In the midst of a challenging year of low sales, organizational restructuring, and a failed attempt at a company sale, GameStop appears to have laid off over 50 of its field leaders as it tries a new model of region and district organization.
According to an internal memo shared on Twitter, GameStop has reorganized its field regions and districts in a money-saving attempt to bolster its business. The restructure cuts a number of districts (effectively folding them into others), however, resulting in the former leaders of those districts seeing their positions eliminated.
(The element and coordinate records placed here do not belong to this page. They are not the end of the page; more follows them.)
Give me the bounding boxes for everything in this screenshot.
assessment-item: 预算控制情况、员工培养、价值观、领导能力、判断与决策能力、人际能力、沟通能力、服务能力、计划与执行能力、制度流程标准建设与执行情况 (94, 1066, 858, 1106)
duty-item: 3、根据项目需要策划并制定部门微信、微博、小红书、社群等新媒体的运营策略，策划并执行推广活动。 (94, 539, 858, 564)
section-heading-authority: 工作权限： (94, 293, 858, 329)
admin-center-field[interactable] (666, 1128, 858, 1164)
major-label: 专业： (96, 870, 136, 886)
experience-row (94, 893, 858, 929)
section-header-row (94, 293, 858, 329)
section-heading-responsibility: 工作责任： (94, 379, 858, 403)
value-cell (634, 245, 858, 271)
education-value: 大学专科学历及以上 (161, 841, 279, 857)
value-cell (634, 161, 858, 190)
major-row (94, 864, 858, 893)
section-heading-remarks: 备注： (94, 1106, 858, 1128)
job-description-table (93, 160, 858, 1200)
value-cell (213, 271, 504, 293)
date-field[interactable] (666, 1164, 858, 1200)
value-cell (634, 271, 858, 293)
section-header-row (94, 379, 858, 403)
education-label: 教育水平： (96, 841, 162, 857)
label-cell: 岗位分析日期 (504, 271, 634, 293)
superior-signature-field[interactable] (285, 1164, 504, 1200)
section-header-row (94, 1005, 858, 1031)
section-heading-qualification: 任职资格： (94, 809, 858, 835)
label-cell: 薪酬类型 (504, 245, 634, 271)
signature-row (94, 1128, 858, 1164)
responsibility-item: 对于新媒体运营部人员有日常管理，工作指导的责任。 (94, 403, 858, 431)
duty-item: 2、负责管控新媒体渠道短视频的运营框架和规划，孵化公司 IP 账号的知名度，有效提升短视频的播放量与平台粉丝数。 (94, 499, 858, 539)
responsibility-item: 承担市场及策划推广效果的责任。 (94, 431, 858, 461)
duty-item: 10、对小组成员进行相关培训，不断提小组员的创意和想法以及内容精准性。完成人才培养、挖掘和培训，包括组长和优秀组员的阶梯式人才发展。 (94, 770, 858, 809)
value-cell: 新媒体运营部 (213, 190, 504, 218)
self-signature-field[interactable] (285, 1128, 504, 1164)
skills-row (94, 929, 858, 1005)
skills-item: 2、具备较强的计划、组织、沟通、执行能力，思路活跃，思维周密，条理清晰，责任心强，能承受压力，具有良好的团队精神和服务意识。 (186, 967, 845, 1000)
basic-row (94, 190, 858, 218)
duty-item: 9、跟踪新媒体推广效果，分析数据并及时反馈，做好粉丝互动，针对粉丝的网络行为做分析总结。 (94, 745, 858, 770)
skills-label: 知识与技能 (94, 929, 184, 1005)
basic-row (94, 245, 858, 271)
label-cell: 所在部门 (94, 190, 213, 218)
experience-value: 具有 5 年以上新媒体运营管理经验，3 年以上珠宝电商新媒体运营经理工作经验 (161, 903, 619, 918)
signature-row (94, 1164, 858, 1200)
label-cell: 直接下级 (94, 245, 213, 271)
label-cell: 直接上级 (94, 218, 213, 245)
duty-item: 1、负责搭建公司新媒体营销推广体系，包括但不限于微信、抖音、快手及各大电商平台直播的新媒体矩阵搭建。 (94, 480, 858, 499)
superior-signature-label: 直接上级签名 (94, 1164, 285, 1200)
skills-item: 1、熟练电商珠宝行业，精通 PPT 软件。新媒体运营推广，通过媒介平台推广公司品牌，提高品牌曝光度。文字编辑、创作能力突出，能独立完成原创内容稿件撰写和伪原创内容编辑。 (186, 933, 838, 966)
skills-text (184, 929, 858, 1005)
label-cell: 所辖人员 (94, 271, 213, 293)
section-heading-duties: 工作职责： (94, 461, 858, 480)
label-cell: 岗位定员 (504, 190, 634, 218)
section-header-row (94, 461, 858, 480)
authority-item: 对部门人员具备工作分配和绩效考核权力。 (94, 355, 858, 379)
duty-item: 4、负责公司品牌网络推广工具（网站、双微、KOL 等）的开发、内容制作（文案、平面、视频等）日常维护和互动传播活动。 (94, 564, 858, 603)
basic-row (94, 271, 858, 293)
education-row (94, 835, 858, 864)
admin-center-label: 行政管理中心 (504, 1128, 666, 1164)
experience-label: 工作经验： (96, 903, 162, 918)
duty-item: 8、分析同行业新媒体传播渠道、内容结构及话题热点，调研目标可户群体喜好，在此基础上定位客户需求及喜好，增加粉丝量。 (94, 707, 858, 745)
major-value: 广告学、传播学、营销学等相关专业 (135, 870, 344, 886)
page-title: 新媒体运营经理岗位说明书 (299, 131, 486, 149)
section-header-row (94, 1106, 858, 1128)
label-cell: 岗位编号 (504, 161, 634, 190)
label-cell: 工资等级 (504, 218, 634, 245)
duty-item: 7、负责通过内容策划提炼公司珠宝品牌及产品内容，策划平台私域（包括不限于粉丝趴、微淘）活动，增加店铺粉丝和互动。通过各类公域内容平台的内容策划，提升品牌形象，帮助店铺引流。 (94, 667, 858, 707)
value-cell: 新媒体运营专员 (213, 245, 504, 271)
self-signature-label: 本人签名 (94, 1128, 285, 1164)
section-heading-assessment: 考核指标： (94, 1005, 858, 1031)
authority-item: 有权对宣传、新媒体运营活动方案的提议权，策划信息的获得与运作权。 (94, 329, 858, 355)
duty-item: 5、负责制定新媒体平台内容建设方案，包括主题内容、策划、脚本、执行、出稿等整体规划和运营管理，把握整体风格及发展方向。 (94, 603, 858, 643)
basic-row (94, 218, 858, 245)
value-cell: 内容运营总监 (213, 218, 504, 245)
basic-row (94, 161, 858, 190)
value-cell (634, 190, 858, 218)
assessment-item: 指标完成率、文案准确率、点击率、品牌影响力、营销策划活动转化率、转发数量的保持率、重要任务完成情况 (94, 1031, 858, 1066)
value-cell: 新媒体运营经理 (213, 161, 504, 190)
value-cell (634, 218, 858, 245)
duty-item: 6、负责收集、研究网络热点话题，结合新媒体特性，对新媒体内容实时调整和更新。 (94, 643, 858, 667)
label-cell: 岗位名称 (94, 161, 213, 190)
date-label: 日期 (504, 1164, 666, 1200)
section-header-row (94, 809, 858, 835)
The full text of the notice in the tweet is as follows:
"We have important news to share with you today concerning the redesign of our Field Leadership team. As part of our continued GameStop Reboot transformation initiative, a dedicated team, including the Retail Vice Presidents, HR, LP and the U.S. Store Operations leadership team, have been working diligently to realign our current field regions and districts in an effort to reduce our cost structure and build efficiencies into our field leadership organization so that we can reinvest in the business.
"This realignment results in an expanded size of GameStop's regions and districts, therefore reducing the number of field leaders required to run the organization. The realignment also allows for a reset of the GSL reporting structure, enabling these new multi-unit leader's ownership in their span of control. More details to come on the GSL process.
"Unfortunately, with these changes, there are more than 50 field leaders who have been impacted and will be leaving the GameStop team. This includes regional, district, HR, and LP leaders. These leaders will be missed and we wish them success in their future endeavors.
"These decisions are not easy, but necessary to help us reduce costs to enable investment in revenue-driving initiatives that will help grow the business once again.
"There is more work to be done to streamline the number of tasks for our field leaders and provide tools to support their daily activities. This work has already begun and will continue moving forward."
Back in January, GameStop's board abandoned the effort to sell the company due to lack of available financing. Then, for its last fiscal year ending in March, it posted a $673 million full-year loss, acknowledging it needed to change its business model (its Q1 results for this year weren't much more promising). Those changes have thus far manifested in efforts like renovation plans to refocus on esports and retro-only branches and the folding of subsidiary ThinkGeek into GameStop proper.
GamesIndustry.biz has reached out to GameStop for confirmation of the layoffs and comment on the restructuring.